Between a rock and a hard place: Builders are faced with high prices for raw materials as they battle a construction slowdown.
Between a rock and a hard place: Builders are faced with high prices for raw materials as they battle a construction slowdown.

Steel price builds on cost woes



Builders are facing high costs for key construction materials as the rising price of commodities deals a fresh blow to contractors already hit by a slowdown in new orders. As the price of copper advanced to its highest level since August 2008, above $8,000 a tonne yesterday, construction companies have also been hit by a sudden rise in the price of steel, and also expect to start paying more for cement.

Steel prices have increased by as much as 55 per cent since early February after changes to the mechanism used to price iron ore on international commodity markets. Arvind Sharma, the managing director of Kwik Steel Structures, based in Jebel Ali, is one of many Dubai steel importers that have been caught by the price-rise and left sitting on inventory that is almost impossible to sell in the cash-strapped market.

The increase has nothing to do with demand, which has been low since the end of 2008 when spending on commercial construction projects began to slow because of the financial crisis. It has resulted from the world's three largest iron-ore producers - Vale, Rio Tinto and BHP Billiton- last week changing a 40-year benchmark system of annual price contracts to quarterly ones, linking prices to the iron ore spot market.

That has sent the price of steel soaring in the UAE to about Dh3,100 (US$844.9) a tonne from Dh2,000 in early February. The three companies control about 70 per cent of the world's iron-ore market. "This doesn't bode well for anyone in the project or manufacturing environment, where they're looking for a stable price," Mr Sharma said. "It's almost an oligopoly. As a result, we've not been able to forecast what the steel price is going to be. We're paralysed and so are our clients."

The change in the pricing system came after mines were unable to reach an agreement with Chinese steel producers on an annual prices benchmark. "Chinese mills, in general, did not have any yearly price contracts, so they started buying iron ore off the spot market," Mr Sharma said. "So the spot market doubled, and when the miners came into the talks they said they wanted twice the benchmark price because of the spot market.

"We're unable to firm up a price with the mills because they need exact details of each type of steel that is going to be needed for a project, and with the quarterly benchmark this is more difficult." But analysts predict that the steel price rise will not prove to be as drastic as the one between January and June of 2008, when costs in the UAE climbed from Dh3,000 to about Dh6,000 a tonne.
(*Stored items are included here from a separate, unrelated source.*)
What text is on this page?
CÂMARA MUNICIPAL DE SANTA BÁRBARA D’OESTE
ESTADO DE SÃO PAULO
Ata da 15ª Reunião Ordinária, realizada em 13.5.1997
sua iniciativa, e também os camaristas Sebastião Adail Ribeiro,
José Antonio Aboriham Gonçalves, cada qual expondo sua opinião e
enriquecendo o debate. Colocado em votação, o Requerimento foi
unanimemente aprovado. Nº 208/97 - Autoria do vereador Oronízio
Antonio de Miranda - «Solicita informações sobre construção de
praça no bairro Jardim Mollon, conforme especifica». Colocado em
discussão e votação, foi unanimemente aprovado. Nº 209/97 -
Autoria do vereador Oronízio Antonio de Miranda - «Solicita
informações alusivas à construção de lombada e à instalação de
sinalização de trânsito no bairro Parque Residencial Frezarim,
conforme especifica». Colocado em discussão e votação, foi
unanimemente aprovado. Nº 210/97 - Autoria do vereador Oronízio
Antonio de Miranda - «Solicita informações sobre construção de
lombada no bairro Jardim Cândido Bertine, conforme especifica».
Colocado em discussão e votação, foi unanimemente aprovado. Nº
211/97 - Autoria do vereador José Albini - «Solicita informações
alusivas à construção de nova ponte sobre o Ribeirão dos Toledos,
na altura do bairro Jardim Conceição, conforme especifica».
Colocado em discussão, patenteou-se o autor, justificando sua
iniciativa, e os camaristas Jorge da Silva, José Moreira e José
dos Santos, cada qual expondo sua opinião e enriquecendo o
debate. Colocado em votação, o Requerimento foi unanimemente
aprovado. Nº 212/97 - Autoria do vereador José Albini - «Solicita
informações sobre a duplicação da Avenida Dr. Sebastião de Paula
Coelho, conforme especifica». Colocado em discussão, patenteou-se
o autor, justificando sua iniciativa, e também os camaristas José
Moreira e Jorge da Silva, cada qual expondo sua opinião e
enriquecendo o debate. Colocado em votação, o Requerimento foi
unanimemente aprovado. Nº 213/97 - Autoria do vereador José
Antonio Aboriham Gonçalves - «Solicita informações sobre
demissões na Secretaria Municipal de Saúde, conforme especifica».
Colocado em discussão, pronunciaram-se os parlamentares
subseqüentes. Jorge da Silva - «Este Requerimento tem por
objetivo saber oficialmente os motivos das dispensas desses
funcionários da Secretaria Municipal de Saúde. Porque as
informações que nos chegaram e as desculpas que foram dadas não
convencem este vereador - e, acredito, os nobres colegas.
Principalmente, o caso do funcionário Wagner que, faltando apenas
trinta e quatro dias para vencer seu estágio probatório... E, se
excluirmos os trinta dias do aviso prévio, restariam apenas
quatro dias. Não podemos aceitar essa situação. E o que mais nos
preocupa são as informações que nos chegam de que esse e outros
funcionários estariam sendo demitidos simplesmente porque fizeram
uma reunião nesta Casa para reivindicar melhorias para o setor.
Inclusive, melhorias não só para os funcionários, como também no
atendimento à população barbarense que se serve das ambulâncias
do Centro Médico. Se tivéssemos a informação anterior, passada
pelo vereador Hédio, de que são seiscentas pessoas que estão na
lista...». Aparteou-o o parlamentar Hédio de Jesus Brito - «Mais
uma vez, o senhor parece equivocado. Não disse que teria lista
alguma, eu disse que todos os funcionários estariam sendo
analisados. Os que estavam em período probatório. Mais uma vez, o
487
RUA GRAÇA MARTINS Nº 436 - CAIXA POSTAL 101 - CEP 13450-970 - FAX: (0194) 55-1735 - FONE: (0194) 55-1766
By September of the same year, prices had fallen to Dh3,600 a tonne and reached Dh1,800 by the end of last year.

Markets such as Saudi Arabia and Qatar, where construction is more buoyant and governments are spending heavily on infrastructure, are expected to be hit the hardest by the price surge. "There's a lot of planned construction. Even if commercial development isn't going at the same pace, government spending will continue," said Rizwan Shah, a director of capital projects advisory for the MENA region at Deloitte.

Construction companies that have committed to fixed-price contracts could be hurt most by the increase because they will paying much more for the construction material than they priced into their tenders. "There is a tendency in this part of the world, not to have escalation clauses in contracts, so it's all a bit of a mess," Mr Sharma said. Contractors are also anticipating a rise in the price of cement, although they do not expect a return to the market conditions of 2008, when rampant inflation in the building sector hammered profit margins.

"Cement prices have to go up, they've been lying low for so long now," said Ani Ray, the country director of Simplex Infrastructures, a construction company active in Dubai. "This will be mainly due to lots of activity in China, India and Egypt." But Mr Ray was optimistic that steel prices will contract later this year. "I can see them coming down after the summer and Ramadan to about Dh2,500 a tonne, when activity is generally slow," he said.